Sebuah studi penelitian tentang hambatan budaya dan bahasa untuk kesehatan mental menemukan bahwa banyak orang tuli memiliki rasa takut salah berkomitmen karena mereka tidak dapat berkomunikasi dengan staf. Seorang peserta dikutip mengatakan, "Bahkan jika saya hanya meminta petunjuk di meja informasi [rumah sakit jiwa], miskomunikasi dapat menyebabkan saya melakukan kesalahan ... Saya tidak ingin pergi ke sana, bahkan untuk mengunjungi!"

Penelitian ini lebih lanjut menunjukkan bahwa para peserta merasa para profesional secara salah menganggap tingkat komunikasi nominal memadai. Seorang praktisi melihat gangguan bipolar pada pasien yang telah menjadi tuli sebelum mereka belajar berbicara, dan menemukan bahwa mereka yang membuat diagnosis sering menekankan penampilan di atas gejala yang didokumentasikan dan informasi lainnya.

Meskipun akan sulit untuk memecahkan masalah ini, beberapa solusi dimungkinkan. Orang dengan gangguan pendengaran harus didorong untuk mempertimbangkan karir di bidang kesehatan mental, dan profesional kesehatan mental harus mengamankan lebih banyak penerjemah untuk bekerja dengan sakit jiwa.

National Association of the Deaf mencatat bahwa orang tuli memiliki hak untuk mendorong rujukan ke profesional kesehatan mental yang memiliki pengalaman bekerja dengan mereka yang tuli atau yang sulit mendengar. Organisasi tersebut juga mengatakan bahwa orang tuli memiliki hak untuk berkomunikasi "dalam bahasa dan cara komunikasi yang efektif untuk Anda," dan untuk memahami dengan jelas diagnosis dan rekomendasi untuk perawatan mereka.

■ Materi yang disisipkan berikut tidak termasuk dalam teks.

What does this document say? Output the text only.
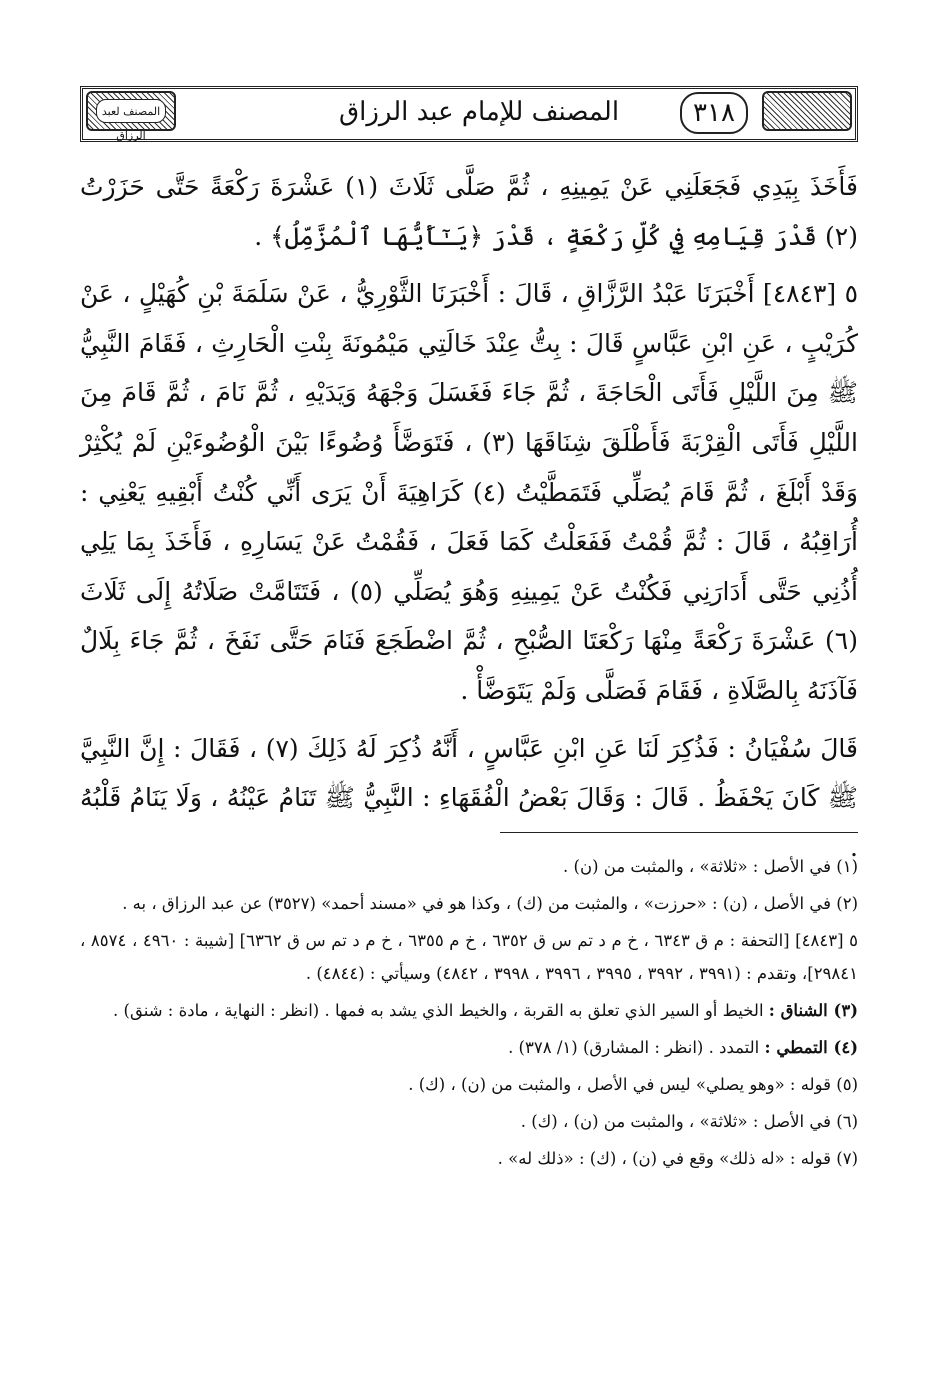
المصنف لعبد الرزاق
المصنف للإمام عبد الرزاق	٣١٨

فَأَخَذَ بِيَدِي فَجَعَلَنِي عَنْ يَمِينِهِ ، ثُمَّ صَلَّى ثَلَاثَ (١) عَشْرَةَ رَكْعَةً حَتَّى حَزَرْتُ (٢) قَدْرَ قِيَامِهِ فِي كُلِّ رَكْعَةٍ ، قَدْرَ ﴿يَـٰٓأَيُّهَا ٱلْمُزَّمِّلُ﴾ .

٥ [٤٨٤٣] أَخْبَرَنَا عَبْدُ الرَّزَّاقِ ، قَالَ : أَخْبَرَنَا الثَّوْرِيُّ ، عَنْ سَلَمَةَ بْنِ كُهَيْلٍ ، عَنْ كُرَيْبٍ ، عَنِ ابْنِ عَبَّاسٍ قَالَ : بِتُّ عِنْدَ خَالَتِي مَيْمُونَةَ بِنْتِ الْحَارِثِ ، فَقَامَ النَّبِيُّ ﷺ مِنَ اللَّيْلِ فَأَتَى الْحَاجَةَ ، ثُمَّ جَاءَ فَغَسَلَ وَجْهَهُ وَيَدَيْهِ ، ثُمَّ نَامَ ، ثُمَّ قَامَ مِنَ اللَّيْلِ فَأَتَى الْقِرْبَةَ فَأَطْلَقَ شِنَاقَهَا (٣) ، فَتَوَضَّأَ وُضُوءًا بَيْنَ الْوُضُوءَيْنِ لَمْ يُكْثِرْ وَقَدْ أَبْلَغَ ، ثُمَّ قَامَ يُصَلِّي فَتَمَطَّيْتُ (٤) كَرَاهِيَةَ أَنْ يَرَى أَنِّي كُنْتُ أَبْقِيهِ يَعْنِي : أُرَاقِبُهُ ، قَالَ : ثُمَّ قُمْتُ فَفَعَلْتُ كَمَا فَعَلَ ، فَقُمْتُ عَنْ يَسَارِهِ ، فَأَخَذَ بِمَا يَلِي أُذُنِي حَتَّى أَدَارَنِي فَكُنْتُ عَنْ يَمِينِهِ وَهُوَ يُصَلِّي (٥) ، فَتَتَامَّتْ صَلَاتُهُ إِلَى ثَلَاثَ (٦) عَشْرَةَ رَكْعَةً مِنْهَا رَكْعَتَا الصُّبْحِ ، ثُمَّ اضْطَجَعَ فَنَامَ حَتَّى نَفَخَ ، ثُمَّ جَاءَ بِلَالٌ فَآذَنَهُ بِالصَّلَاةِ ، فَقَامَ فَصَلَّى وَلَمْ يَتَوَضَّأْ .

قَالَ سُفْيَانُ : فَذُكِرَ لَنَا عَنِ ابْنِ عَبَّاسٍ ، أَنَّهُ ذُكِرَ لَهُ ذَلِكَ (٧) ، فَقَالَ : إِنَّ النَّبِيَّ ﷺ كَانَ يَحْفَظُ . قَالَ : وَقَالَ بَعْضُ الْفُقَهَاءِ : النَّبِيُّ ﷺ تَنَامُ عَيْنُهُ ، وَلَا يَنَامُ قَلْبُهُ .

(١) في الأصل : «ثلاثة» ، والمثبت من (ن) .

(٢) في الأصل ، (ن) : «حرزت» ، والمثبت من (ك) ، وكذا هو في «مسند أحمد» (٣٥٢٧) عن عبد الرزاق ، به .

٥ [٤٨٤٣] [التحفة : م ق ٦٣٤٣ ، خ م د تم س ق ٦٣٥٢ ، خ م ٦٣٥٥ ، خ م د تم س ق ٦٣٦٢] [شيبة : ٤٩٦٠ ، ٨٥٧٤ ، ٢٩٨٤١]، وتقدم : (٣٩٩١ ، ٣٩٩٢ ، ٣٩٩٥ ، ٣٩٩٦ ، ٣٩٩٨ ، ٤٨٤٢) وسيأتي : (٤٨٤٤) .

(٣) الشناق : الخيط أو السير الذي تعلق به القربة ، والخيط الذي يشد به فمها . (انظر : النهاية ، مادة : شنق) .

(٤) التمطي : التمدد . (انظر : المشارق) (١/ ٣٧٨) .

(٥) قوله : «وهو يصلي» ليس في الأصل ، والمثبت من (ن) ، (ك) .

(٦) في الأصل : «ثلاثة» ، والمثبت من (ن) ، (ك) .

(٧) قوله : «له ذلك» وقع في (ن) ، (ك) : «ذلك له» .
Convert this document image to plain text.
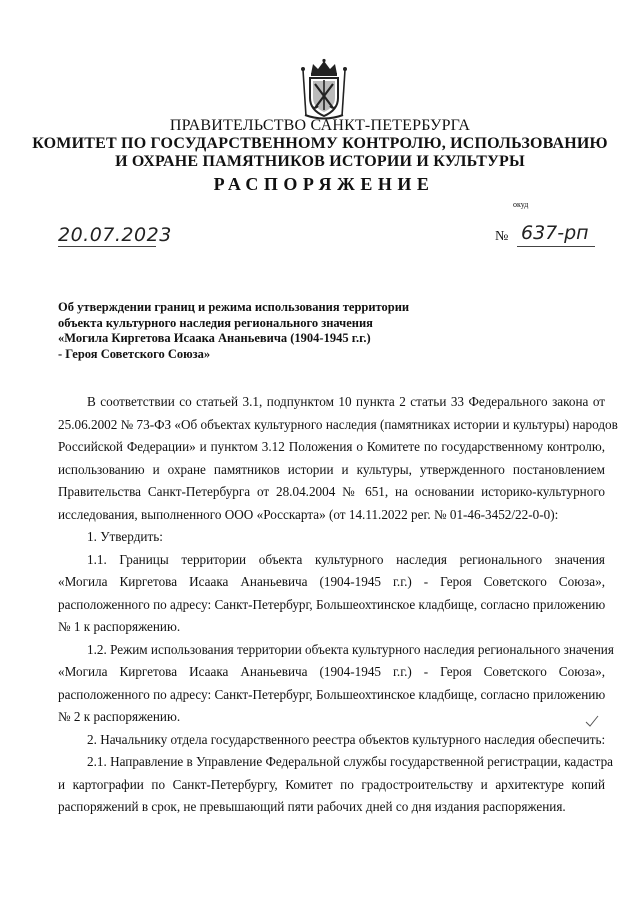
ПРАВИТЕЛЬСТВО САНКТ-ПЕТЕРБУРГА
КОМИТЕТ ПО ГОСУДАРСТВЕННОМУ КОНТРОЛЮ, ИСПОЛЬЗОВАНИЮ
И ОХРАНЕ ПАМЯТНИКОВ ИСТОРИИ И КУЛЬТУРЫ
РАСПОРЯЖЕНИЕ
окуд
20.07.2023	№ 637-рп
Об утверждении границ и режима использования территории
объекта культурного наследия регионального значения
«Могила Киргетова Исаака Ананьевича (1904-1945 г.г.)
- Героя Советского Союза»

В соответствии со статьей 3.1, подпунктом 10 пункта 2 статьи 33 Федерального закона от

25.06.2002 № 73-ФЗ «Об объектах культурного наследия (памятниках истории и культуры) народов

Российской Федерации» и пунктом 3.12 Положения о Комитете по государственному контролю,

использованию и охране памятников истории и культуры, утвержденного постановлением

Правительства Санкт-Петербурга от 28.04.2004 № 651, на основании историко-культурного

исследования, выполненного ООО «Росскарта» (от 14.11.2022 рег. № 01-46-3452/22-0-0):

1. Утвердить:

1.1. Границы территории объекта культурного наследия регионального значения

«Могила Киргетова Исаака Ананьевича (1904-1945 г.г.) - Героя Советского Союза»,

расположенного по адресу: Санкт-Петербург, Большеохтинское кладбище, согласно приложению

№ 1 к распоряжению.

1.2. Режим использования территории объекта культурного наследия регионального значения

«Могила Киргетова Исаака Ананьевича (1904-1945 г.г.) - Героя Советского Союза»,

расположенного по адресу: Санкт-Петербург, Большеохтинское кладбище, согласно приложению

№ 2 к распоряжению.

2. Начальнику отдела государственного реестра объектов культурного наследия обеспечить:

2.1. Направление в Управление Федеральной службы государственной регистрации, кадастра

и картографии по Санкт-Петербургу, Комитет по градостроительству и архитектуре копий

распоряжений в срок, не превышающий пяти рабочих дней со дня издания распоряжения.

Dokter yang memiliki sedikit atau tidak memiliki pengalaman bekerja dengan orang yang mengalami gangguan pendengaran harus sangat hati-hati dan mencari pendapat kedua ketika mendiagnosis tunarungu. Selain itu, penelitian dan upaya diperlukan untuk menjembatani hambatan bahasa yang sekarang membuatnya sangat sulit untuk berkomunikasi.

Sumber:

Fellinger J et al. Kesehatan mental orang tuli. The Lancet. 2012 Mar 17; 379 (9820): 1037-44.

Asosiasi Nasional Tuna Rungu. Lembar fakta Pelayanan Kesehatan Mental.

Shapira NA dkk. Evaluasi gangguan bipolar pada pasien rawat inap dengan tuli prasikual. American Journal of Psychiatry. 1999 Agustus; 156 (8): 1267-9.

Steinberg AG dkk. Hambatan budaya dan bahasa untuk akses layanan kesehatan mental: perspektif konsumen tuna rungu. American Journal of Psychiatry. 1998 Juli; 155 (7): 982-4.

Steinberg AG dkk. Jadwal wawancara diagnostik untuk pasien tuna rungu pada video interaktif: penyelidikan awal. American Journal of Psychiatry. 1998 Nov; 155 (11): 1603-4.